Il est des expositions si bienfaisantes au moral, en ces temps de fureur et de sang, qu’elles devraient être prescrites par les médecins. Celle d’Élie-Philippe Schehadé en est une. À peine franchit-on le seuil de l’espace en béton brut de Naïla Kettaneh-Kunigk à Mar Mikhaël que l’on est happé par l’éclatante luminosité des grandes peintures à l’acrylique qu’il présente sous l’intitulé « Mare Nostrum ». Ce bleu turquoise qui envahit l’ensemble des toiles, traversé de blanc, d’ocre et de rose, vous emporte illico sur les rivages euphoriques des impressions de vacances.
Et pour cause, c’est un certain bonheur de vivre sur fond d’horizon marin que met en scène ce peintre au regard malicieux, dont le pinceau joue allègrement, au moyen des personnages qu’il représente entre style naïf et silhouettes de bédé, le narrateur de fragments de vies insouciantes en bord de mer.
D’un crawl en pleins flots à une virée de potes en voilier, en passant par une discussion de baigneurs, un savoureux moment de drague sur la plage, des jeux d’adolescents dans les vagues ou encore des scènes de pêche au large de Beyrouth… Cette nouvelle série de tableaux d’Élie-Philippe Schehadé offre une rafraîchissante plongée dans un univers aux plaisirs simples et à la palette de couleurs radieuses.
Les modernes vs les anciens
Un virage à 180 degrés pour cet artiste resté jusque-là attaché à une peinture académique dans la lignée des grandes œuvres classiques. Et qui, dans cette cuvée 2024, a partiellement abandonné ses paysages à l’ancienne, ses peintures baroques de vestiges historiques et ses grandes marines à l’aquarelle, pour aller vers une approche bien plus épurée et contemporaine des formes, des paysages et des personnages.
« Il m’a fallu beaucoup de temps pour oublier autant que possible toutes les formes d’académisme qui m’ont été inculquées dans ma jeunesse », confie au critique d’art français Henri-Jean Collerais – qui signe le texte d’introduction à cette exposition –, cet artiste fils du sérail, dont le père n’est autre que le grand poète et dramaturge Georges Schehadé et la mère Brigitte Schehadé, l’une des premières galeristes au Liban, sinon la première.

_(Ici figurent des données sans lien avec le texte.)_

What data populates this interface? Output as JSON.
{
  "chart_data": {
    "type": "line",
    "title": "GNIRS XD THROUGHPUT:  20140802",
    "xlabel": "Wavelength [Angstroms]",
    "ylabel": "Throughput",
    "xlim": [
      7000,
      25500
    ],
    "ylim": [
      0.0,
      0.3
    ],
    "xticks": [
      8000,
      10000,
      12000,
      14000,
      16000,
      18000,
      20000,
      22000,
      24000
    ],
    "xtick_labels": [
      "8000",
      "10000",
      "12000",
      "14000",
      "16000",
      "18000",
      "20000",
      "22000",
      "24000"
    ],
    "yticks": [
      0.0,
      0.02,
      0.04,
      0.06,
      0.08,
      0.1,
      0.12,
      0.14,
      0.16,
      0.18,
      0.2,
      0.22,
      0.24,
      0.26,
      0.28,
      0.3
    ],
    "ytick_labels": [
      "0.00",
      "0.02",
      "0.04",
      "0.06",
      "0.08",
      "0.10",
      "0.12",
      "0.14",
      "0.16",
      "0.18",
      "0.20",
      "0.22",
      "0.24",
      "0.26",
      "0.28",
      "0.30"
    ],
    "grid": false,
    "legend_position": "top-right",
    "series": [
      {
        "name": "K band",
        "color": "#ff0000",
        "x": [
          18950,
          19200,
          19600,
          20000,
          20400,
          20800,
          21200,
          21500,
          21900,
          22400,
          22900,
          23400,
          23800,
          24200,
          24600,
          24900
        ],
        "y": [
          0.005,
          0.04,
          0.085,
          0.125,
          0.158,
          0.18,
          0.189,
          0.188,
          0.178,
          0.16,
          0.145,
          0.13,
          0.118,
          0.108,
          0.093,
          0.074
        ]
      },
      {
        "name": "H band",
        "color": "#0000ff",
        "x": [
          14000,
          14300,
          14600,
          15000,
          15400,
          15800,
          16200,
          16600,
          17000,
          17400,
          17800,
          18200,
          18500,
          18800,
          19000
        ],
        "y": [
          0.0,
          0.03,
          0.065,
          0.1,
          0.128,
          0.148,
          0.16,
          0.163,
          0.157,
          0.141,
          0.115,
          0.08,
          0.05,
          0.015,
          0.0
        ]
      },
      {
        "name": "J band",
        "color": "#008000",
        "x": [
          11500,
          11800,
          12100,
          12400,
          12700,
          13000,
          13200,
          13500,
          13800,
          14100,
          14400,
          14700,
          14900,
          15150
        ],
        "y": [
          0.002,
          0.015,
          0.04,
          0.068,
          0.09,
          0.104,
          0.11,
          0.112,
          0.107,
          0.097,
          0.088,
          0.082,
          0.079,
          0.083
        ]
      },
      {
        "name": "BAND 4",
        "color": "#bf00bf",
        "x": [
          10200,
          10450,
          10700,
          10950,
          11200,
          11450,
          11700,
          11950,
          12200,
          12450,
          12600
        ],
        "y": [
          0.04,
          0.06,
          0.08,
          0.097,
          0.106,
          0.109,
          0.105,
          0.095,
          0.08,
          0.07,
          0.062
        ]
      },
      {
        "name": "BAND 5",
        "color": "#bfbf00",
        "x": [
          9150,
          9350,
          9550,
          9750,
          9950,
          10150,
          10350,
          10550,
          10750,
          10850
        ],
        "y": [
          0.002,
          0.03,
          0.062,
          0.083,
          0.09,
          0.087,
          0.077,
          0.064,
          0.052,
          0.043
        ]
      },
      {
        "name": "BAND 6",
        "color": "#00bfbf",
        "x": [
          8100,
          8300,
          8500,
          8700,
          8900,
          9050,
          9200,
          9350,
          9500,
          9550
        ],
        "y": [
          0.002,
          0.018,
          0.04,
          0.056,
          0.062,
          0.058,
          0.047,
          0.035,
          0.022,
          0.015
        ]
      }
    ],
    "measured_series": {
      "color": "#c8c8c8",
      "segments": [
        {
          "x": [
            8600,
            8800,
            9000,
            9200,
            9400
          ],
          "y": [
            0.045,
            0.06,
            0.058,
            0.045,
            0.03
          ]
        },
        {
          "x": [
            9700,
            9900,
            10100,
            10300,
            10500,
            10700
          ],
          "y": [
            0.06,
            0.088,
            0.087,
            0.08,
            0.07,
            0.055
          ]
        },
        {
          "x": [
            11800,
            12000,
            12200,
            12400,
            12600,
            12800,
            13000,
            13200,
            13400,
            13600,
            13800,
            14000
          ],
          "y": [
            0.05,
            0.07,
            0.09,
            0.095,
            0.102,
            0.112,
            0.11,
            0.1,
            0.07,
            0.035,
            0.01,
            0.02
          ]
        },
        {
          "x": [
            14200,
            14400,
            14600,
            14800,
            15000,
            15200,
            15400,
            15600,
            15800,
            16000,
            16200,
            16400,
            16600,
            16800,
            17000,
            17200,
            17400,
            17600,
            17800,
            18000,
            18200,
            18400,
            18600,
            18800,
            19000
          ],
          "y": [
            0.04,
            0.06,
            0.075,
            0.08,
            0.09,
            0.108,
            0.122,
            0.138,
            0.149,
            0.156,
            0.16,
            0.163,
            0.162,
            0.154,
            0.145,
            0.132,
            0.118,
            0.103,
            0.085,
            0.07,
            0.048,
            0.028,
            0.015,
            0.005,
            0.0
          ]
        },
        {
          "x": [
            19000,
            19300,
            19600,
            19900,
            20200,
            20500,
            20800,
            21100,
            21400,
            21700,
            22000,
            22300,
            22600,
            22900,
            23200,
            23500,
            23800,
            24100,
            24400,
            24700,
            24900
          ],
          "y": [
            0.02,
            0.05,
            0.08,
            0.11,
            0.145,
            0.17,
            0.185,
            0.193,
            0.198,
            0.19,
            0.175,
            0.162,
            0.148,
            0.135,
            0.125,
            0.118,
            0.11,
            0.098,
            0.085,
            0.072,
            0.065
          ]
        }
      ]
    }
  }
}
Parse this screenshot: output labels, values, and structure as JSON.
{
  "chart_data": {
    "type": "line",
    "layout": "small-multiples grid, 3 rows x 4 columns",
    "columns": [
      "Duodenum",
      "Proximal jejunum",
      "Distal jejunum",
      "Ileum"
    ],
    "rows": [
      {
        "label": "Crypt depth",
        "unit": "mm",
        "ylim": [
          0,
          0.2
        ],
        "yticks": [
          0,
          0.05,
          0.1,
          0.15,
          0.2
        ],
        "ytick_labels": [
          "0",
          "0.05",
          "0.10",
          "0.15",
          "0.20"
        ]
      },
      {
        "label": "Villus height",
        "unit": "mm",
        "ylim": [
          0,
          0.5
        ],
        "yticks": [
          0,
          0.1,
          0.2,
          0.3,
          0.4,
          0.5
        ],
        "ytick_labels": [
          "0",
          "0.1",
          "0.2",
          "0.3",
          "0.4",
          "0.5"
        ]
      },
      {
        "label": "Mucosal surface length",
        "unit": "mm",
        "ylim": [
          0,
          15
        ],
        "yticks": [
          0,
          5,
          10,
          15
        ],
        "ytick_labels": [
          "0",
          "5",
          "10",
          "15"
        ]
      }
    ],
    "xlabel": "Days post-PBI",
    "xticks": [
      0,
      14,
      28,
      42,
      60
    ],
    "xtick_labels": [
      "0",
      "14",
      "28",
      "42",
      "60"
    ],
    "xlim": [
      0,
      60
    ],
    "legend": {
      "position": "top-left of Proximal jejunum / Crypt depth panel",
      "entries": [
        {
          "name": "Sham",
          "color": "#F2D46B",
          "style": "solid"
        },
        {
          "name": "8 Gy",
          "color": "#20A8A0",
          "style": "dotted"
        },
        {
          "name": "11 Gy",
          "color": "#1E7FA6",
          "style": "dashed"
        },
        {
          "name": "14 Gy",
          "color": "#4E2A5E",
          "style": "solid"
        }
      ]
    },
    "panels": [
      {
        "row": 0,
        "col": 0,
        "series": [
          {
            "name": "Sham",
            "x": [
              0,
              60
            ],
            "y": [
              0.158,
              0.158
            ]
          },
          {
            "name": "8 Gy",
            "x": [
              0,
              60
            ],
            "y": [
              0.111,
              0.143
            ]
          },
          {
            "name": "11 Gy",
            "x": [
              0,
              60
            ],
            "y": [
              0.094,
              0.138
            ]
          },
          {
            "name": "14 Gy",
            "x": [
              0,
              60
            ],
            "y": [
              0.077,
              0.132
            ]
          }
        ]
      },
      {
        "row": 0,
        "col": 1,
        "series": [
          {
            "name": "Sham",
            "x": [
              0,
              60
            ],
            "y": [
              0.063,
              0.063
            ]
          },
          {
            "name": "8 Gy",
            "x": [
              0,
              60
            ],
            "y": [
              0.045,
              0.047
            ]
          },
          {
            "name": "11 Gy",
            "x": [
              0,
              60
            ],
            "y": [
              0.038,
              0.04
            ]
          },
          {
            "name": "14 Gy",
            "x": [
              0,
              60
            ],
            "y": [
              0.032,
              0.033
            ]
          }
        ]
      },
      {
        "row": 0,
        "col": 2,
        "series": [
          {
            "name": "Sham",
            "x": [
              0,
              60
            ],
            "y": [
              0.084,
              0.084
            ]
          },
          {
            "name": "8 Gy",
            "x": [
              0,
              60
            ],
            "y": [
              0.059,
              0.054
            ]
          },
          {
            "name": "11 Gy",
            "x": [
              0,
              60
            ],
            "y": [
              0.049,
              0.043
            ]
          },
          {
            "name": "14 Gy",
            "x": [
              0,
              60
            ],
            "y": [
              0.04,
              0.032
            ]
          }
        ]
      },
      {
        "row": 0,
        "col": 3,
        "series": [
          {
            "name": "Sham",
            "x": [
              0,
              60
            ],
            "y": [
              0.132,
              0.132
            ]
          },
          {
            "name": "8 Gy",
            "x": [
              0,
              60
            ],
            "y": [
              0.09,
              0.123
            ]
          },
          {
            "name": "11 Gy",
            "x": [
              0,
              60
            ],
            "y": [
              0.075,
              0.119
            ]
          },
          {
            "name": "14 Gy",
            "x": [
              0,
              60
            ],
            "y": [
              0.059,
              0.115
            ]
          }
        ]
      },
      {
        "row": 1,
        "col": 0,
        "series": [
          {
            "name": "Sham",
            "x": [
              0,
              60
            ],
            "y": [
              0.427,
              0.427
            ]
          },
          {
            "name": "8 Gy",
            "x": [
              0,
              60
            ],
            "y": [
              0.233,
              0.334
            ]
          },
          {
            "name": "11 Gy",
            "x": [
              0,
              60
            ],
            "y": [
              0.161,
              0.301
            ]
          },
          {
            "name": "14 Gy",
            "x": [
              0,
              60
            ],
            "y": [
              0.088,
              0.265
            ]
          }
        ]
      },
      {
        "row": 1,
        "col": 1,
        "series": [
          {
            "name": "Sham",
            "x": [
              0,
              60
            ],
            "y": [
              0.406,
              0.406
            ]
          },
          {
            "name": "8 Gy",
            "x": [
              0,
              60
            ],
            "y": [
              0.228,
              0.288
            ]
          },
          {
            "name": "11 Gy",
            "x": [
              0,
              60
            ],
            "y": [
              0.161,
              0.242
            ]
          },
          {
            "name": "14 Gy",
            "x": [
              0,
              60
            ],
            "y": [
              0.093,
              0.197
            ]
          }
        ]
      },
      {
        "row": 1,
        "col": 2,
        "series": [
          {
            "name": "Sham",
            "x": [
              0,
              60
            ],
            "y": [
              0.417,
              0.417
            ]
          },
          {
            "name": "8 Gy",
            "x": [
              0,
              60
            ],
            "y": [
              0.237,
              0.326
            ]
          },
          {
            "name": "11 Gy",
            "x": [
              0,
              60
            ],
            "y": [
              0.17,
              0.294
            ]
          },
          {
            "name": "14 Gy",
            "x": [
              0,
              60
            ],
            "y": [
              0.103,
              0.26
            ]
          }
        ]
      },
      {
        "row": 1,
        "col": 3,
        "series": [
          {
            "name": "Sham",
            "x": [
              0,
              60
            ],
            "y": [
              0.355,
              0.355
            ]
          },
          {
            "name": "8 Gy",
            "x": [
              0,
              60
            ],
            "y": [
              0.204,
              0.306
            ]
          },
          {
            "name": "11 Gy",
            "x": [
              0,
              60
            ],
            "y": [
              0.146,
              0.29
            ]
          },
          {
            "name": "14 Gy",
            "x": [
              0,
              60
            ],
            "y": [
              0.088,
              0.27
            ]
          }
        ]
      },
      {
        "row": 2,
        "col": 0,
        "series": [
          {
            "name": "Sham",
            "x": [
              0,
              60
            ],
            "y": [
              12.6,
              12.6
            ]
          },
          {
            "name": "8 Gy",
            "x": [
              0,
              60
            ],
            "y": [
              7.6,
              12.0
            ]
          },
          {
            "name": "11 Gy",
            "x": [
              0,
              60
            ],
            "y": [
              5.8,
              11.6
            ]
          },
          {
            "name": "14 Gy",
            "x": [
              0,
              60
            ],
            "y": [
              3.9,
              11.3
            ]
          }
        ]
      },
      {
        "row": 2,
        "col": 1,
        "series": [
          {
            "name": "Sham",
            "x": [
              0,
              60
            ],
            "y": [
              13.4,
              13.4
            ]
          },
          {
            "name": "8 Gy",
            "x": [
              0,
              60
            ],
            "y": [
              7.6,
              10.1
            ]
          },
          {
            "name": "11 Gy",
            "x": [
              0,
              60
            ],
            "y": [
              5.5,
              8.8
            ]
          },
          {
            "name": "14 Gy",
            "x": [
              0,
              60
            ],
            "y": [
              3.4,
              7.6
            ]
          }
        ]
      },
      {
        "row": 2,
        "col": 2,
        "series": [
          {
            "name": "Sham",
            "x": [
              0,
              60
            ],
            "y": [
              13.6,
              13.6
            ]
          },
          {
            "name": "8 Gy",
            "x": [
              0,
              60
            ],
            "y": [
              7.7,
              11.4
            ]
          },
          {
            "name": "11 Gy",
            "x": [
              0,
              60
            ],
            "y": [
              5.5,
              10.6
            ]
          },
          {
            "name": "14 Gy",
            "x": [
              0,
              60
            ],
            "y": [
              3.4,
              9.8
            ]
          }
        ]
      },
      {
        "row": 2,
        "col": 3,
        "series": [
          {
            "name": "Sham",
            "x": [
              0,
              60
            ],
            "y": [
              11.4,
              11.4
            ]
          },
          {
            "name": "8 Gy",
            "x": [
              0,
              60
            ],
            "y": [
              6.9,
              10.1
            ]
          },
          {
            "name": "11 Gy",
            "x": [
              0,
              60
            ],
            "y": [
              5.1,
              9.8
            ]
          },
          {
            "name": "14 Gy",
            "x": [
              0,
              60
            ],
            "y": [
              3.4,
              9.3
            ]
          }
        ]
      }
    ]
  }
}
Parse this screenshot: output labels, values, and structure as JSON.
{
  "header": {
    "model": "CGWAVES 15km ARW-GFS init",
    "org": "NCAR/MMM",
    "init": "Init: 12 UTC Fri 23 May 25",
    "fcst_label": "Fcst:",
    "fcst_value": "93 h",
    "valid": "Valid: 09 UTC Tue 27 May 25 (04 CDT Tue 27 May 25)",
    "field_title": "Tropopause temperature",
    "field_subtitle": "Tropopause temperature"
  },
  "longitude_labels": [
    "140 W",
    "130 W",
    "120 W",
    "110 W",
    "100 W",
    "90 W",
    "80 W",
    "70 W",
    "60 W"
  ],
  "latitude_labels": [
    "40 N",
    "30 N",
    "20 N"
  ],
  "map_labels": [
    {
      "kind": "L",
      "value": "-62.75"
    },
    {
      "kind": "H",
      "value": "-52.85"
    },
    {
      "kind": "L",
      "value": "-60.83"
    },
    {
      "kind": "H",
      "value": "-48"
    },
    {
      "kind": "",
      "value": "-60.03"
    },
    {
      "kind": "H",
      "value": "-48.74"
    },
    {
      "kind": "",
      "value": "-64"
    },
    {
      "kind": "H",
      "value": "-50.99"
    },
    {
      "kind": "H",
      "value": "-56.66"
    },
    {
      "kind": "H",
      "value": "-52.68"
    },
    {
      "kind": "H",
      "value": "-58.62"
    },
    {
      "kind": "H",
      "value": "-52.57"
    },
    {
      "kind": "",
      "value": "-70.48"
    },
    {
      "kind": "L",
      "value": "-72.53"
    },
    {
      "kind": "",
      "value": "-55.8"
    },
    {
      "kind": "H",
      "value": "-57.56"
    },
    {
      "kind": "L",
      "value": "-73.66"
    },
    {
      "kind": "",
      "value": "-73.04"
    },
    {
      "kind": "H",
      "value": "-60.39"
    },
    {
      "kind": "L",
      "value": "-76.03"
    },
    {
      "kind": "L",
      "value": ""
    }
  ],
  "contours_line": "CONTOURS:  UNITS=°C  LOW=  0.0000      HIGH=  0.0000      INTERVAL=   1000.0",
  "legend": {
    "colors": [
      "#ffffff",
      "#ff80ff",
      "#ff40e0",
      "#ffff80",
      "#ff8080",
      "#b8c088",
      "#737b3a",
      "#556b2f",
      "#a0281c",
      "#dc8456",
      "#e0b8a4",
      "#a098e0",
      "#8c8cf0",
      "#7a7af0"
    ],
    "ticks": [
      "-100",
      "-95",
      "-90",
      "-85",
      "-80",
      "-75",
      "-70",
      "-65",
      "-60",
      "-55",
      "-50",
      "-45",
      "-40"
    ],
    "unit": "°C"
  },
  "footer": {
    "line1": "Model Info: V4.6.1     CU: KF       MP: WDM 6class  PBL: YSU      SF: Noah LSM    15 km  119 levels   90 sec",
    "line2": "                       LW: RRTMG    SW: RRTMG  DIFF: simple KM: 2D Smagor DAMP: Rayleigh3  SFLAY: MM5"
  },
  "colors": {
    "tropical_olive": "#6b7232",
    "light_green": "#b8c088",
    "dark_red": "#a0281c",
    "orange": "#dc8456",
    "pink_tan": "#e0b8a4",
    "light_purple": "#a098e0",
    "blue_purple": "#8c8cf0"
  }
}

Mais comme on ne se refait pas totalement, Élie-Philippe Schehadé – que certains connaissent sous le surnom de Pony que lui avait affectueusement attribué son célèbre père – a inclus aussi, dans cette même « cuvée de l’année », une série d’aquarelles plus petites traitées dans sa veine habituelle. Présentées dans une salle adjacente, ces œuvres aux tonalités sépia font un clin d’œil aux très grandes acryliques modernes en offrant plus ou moins les mêmes vues côtières de Beyrouth, celles de Aïn el-Mreissé notamment, mais telles qu’elles étaient au tout début du siècle dernier. Comme un avant/après révélateur du changement du paysage de ce pays intrinsèquement ouvert sur l’horizon marin.
Mais que vous fassiez partie des « modernes » ou des « anciens », la visite de cette exposition, qui porte bien son nom, ne manquera pas de vous plaire. Ne serait-ce que par sa faculté à vous téléporter dans les temps heureux, qu’ils soient ceux des époques passées ou dans une projection, plus actuelle, d’une vie en bleu… Comme un pied de nez à toutes les noires menaces qui entourent notre Mare Nostrum.
« Mare Nostrum », d’Élie-Philippe Schehadé à la galerie Tanit de Beyrouth, Mar Mikhaël, jusqu’au 17 juin.